How to keep only information inside a complex string in R?

991 Views Asked by At

I want to keep a string of character inside a complex string. I think that I can use regex to do keep the thing that I need. Basically, I want to keep only the information between the \" and \" in Function=\"SMAD5\". I also want to keep the empty strings: Function=\"\"

df=structure(1:6, .Label = c("ID=Gfo_R000001;Source=ENST00000513418;Function=\"SMAD5\";", 
"ID=Gfo_R000002;Source=ENSTGUT00000017468;Function=\"CENPA\";", 
"ID=Gfo_R000003;Source=ENSGALT00000028134;Function=\"C1QL4\";", 
"ID=Gfo_R000004;Source=ENSTGUT00000015300;Function=\"\";", "ID=Gfo_R000005;Source=ENSTGUT00000019268;Function=\"\";", 
"ID=Gfo_R000006;Source=ENSTGUT00000019035;Function=\"\";"), class = "factor")

This should look like this:

"SMAD5"
"CENPA"
"C1QL4"
NA
NA
NA

So far that What I was able to do:

gsub('.*Function=\"',"",df)

[1] "SMAD5\";" "CENPA\";" "C1QL4\";" "\";"      "\";"      "\";"     

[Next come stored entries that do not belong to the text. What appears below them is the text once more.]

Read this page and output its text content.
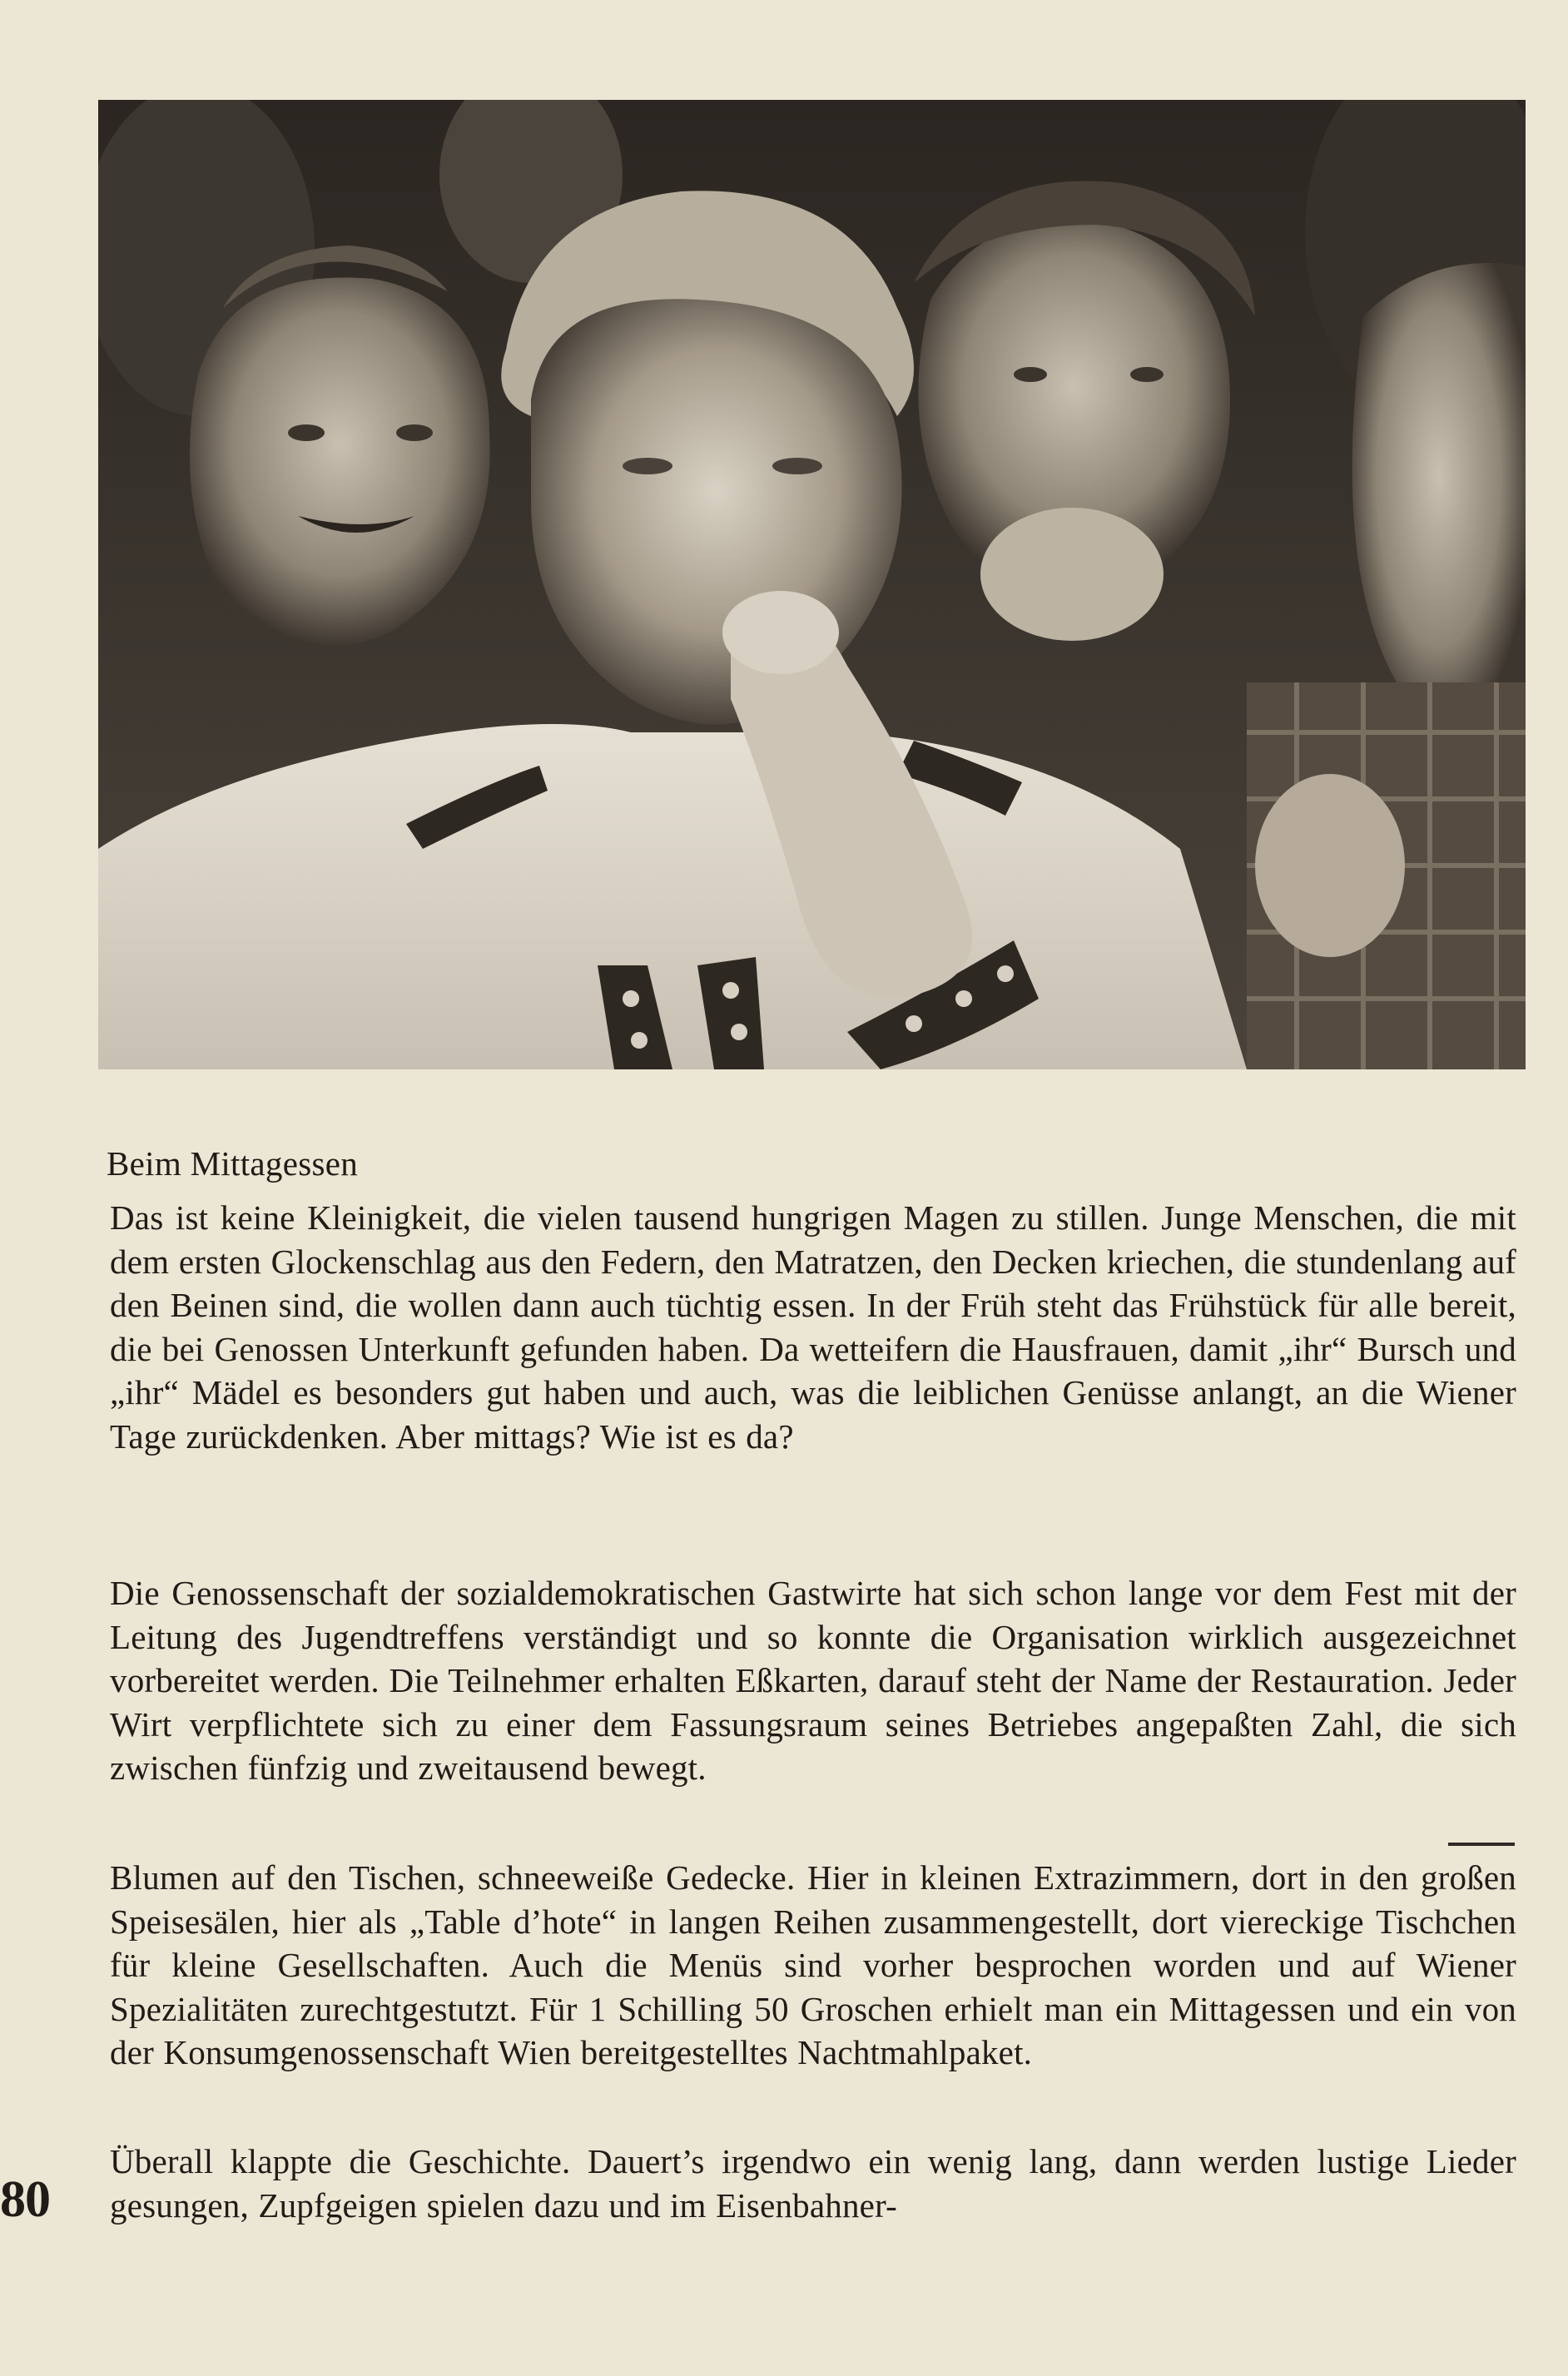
Beim Mittagessen
Das ist keine Kleinigkeit, die vielen tausend hungrigen Magen zu stillen. Junge Menschen, die mit dem ersten Glockenschlag aus den Federn, den Matratzen, den Decken kriechen, die stundenlang auf den Beinen sind, die wollen dann auch tüchtig essen. In der Früh steht das Frühstück für alle bereit, die bei Genossen Unterkunft gefunden haben. Da wetteifern die Hausfrauen, damit „ihr“ Bursch und „ihr“ Mädel es besonders gut haben und auch, was die leiblichen Genüsse anlangt, an die Wiener Tage zurückdenken. Aber mittags? Wie ist es da?
Die Genossenschaft der sozialdemokratischen Gastwirte hat sich schon lange vor dem Fest mit der Leitung des Jugendtreffens verständigt und so konnte die Organisation wirklich ausgezeichnet vorbereitet werden. Die Teilnehmer erhalten Eßkarten, darauf steht der Name der Restauration. Jeder Wirt verpflichtete sich zu einer dem Fassungsraum seines Betriebes angepaßten Zahl, die sich zwischen fünfzig und zweitausend bewegt.
Blumen auf den Tischen, schneeweiße Gedecke. Hier in kleinen Extrazimmern, dort in den großen Speisesälen, hier als „Table d’hote“ in langen Reihen zusammengestellt, dort viereckige Tischchen für kleine Gesellschaften. Auch die Menüs sind vorher besprochen worden und auf Wiener Spezialitäten zurechtgestutzt. Für 1 Schilling 50 Groschen erhielt man ein Mittagessen und ein von der Konsumgenossenschaft Wien bereitgestelltes Nachtmahlpaket.
Überall klappte die Geschichte. Dauert’s irgendwo ein wenig lang, dann werden lustige Lieder gesungen, Zupfgeigen spielen dazu und im Eisenbahner-
80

But I'm stuck with a bunch of \";". How can I remove them with one line?

I tried this:

gsub('.*Function=\"' & '.\"*',"",test)

But it's giving me this error:

Error in ".*Function=\"" & ".\"*" : 
  operations are possible only for numeric, logical or complex types
3

There are 3 best solutions below

0
On BEST ANSWER

You may use

gsub(".*Function=\"([^\"]*).*","\\1",df)

See the regex demo

Details:

  • .* - any 0+ chars as many as possible up to the last...
  • Function=\" - a Function=" substring
  • ([^\"]*) - capturing group 1 matching 0+ chars other than a "
  • .* - and the rest of the string.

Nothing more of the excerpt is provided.